A lockdown in one of Wuhan’s central districts is also the latest reminder that the economy’s growth will continue to be hampered by zero-Covid curbs.



3. Singapore’s Regulator Proposes Fresh Cryptocurrency Rules to Protect Consumers 


  • On Wednesday, the Monetary Authority of Singapore (MAS) proposed restricting retail investors from borrowing money or using credit cards to buy cryptocurrencies and from lending out their digital tokens in search of yield.

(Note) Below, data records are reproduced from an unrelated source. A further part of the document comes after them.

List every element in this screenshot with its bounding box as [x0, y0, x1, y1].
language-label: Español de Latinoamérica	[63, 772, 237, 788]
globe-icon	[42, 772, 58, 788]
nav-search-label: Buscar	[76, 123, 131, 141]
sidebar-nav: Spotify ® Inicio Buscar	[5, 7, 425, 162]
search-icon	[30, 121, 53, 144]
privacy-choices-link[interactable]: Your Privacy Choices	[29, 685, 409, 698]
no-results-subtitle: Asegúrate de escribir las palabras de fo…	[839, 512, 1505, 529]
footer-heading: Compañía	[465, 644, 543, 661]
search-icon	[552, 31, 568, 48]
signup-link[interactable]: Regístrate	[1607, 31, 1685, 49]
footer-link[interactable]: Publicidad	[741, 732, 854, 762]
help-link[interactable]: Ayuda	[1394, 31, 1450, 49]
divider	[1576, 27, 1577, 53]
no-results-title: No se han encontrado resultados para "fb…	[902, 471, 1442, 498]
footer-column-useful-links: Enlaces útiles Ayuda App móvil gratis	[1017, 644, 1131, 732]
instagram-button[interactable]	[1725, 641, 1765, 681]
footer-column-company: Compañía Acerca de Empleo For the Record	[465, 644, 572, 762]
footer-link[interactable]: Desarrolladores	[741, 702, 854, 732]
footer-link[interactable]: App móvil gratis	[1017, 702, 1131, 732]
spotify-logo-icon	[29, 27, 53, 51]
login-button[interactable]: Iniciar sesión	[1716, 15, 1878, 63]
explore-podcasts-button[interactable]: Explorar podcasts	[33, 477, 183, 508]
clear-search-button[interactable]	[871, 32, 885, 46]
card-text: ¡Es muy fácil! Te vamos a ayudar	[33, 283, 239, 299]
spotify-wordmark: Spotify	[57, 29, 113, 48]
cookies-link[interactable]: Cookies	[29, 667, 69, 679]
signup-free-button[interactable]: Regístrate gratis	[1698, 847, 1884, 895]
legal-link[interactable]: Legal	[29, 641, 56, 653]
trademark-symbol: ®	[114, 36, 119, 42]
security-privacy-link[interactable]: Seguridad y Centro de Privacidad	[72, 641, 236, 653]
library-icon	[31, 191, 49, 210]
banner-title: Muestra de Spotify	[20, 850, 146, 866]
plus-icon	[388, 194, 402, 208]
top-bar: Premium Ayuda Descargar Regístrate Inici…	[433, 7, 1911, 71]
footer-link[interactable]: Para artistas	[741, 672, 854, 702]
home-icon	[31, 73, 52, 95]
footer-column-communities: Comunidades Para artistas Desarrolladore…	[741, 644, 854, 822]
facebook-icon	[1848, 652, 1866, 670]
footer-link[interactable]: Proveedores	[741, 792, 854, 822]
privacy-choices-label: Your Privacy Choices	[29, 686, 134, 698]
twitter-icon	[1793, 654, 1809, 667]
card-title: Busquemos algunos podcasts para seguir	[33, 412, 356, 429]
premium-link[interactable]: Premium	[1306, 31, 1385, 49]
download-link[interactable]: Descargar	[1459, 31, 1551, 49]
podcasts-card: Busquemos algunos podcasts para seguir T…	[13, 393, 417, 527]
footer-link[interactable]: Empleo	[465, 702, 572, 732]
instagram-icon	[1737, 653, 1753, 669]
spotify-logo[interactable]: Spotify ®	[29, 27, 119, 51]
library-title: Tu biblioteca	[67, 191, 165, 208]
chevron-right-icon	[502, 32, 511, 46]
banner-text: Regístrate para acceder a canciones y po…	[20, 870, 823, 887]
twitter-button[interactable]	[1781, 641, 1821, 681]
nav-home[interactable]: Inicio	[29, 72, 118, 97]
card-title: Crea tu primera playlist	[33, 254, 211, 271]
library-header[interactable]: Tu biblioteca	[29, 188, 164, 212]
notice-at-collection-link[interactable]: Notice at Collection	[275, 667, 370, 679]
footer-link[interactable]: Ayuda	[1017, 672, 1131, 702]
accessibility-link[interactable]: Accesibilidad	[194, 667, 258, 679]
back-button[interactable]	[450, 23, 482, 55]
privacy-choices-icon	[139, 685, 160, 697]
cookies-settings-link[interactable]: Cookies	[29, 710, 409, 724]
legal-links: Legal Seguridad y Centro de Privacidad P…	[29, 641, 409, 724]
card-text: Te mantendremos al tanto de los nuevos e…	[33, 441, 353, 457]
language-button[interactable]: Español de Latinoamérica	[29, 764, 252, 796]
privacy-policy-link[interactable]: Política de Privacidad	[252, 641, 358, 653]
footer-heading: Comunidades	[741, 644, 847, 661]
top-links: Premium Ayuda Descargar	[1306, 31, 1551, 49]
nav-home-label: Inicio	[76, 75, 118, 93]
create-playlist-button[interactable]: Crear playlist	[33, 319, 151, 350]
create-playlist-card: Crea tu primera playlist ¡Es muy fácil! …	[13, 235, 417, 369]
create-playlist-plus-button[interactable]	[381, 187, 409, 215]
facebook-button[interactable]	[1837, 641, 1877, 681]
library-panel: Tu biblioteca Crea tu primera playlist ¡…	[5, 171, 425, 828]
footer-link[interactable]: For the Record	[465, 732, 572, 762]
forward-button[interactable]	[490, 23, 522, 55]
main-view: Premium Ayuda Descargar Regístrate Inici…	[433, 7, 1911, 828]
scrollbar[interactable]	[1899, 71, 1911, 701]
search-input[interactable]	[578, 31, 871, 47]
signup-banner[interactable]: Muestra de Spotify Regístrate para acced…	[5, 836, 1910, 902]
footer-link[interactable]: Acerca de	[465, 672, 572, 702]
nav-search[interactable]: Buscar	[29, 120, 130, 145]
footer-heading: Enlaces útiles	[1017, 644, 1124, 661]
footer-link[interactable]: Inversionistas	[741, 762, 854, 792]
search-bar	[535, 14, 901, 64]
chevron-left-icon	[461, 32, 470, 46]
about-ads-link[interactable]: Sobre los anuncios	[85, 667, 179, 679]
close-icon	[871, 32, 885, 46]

  • To be fair, many of the entities which imploded in recent times had only a tenuous connection with Singapore. 

 

After a series of high-profile crypto implosions linked to the city-state, including the collapses of stablecoin terraUSD in May and the once iconic hedge fund Three Arrows Capital, Singapore’s regulators have ramped up warnings to retail investors and proposed a broader range of cryptocurrency rules to bolster consumer protection. 

 

On Wednesday, the Monetary Authority of Singapore (MAS) proposed restricting retail investors from borrowing money or using credit cards to buy cryptocurrencies and from lending out their digital tokens in search of yield.

 

Crypto exchanges are also being required to test would-be crypto buyers to check they understand risks in what it calls a “highly volatile” asset class.

 

In two consultation papers, it said “MAS strongly discourages speculation in cryptocurrencies by consumers,” and “several misconduct cases have been reported by international media, including where legal proceedings were commenced against entities that did not have sufficiently robust business conduct practices in place.”

 

To be fair, many of the entities which imploded in recent times had only a tenuous connection with Singapore. 

 

Three Arrows Capital had already shifted its contracts offshore to the British Virgin Islands and had surrendered its license to operate in Singapore well before its implosion. 

 

Others like Terraform Labs had their development teams located in Singapore, but the bulk of the alleged failures and malfeasances were committed by foreigners outside of the jurisdiction. 

 

Nevertheless, MAS has taken on a proactive role to ensure that cryptocurrencies can be interacted with safely within its jurisdiction and is looking to ensure that stablecoins, which are designed to track the value of real assets such as the dollar, must be properly backed with reserve assets pegged to the Singapore dollar or other major currencies.

 

Being well known for providing a welcoming environment for the cryptocurrency industry, Singapore is often described as a “crypto paradise” and several prominent firms have established themselves there. 

 

But regulators have sounded the alarm after a series of high-profile crypto implosions this year, without embracing the innovative and transformative benefits of blockchain technology and cryptocurrencies. 

 

That sentiment was coined in comments made by MAS,  

 

“Support for a digital asset ecosystem does not mean support for cryptocurrency speculation.” 

 

Broader proposals include requiring service providers to ensure customer assets are segregated from their own assets and adopting “good industry practices” against unfair trading, including monitoring trading activity and setting out rules governing trading.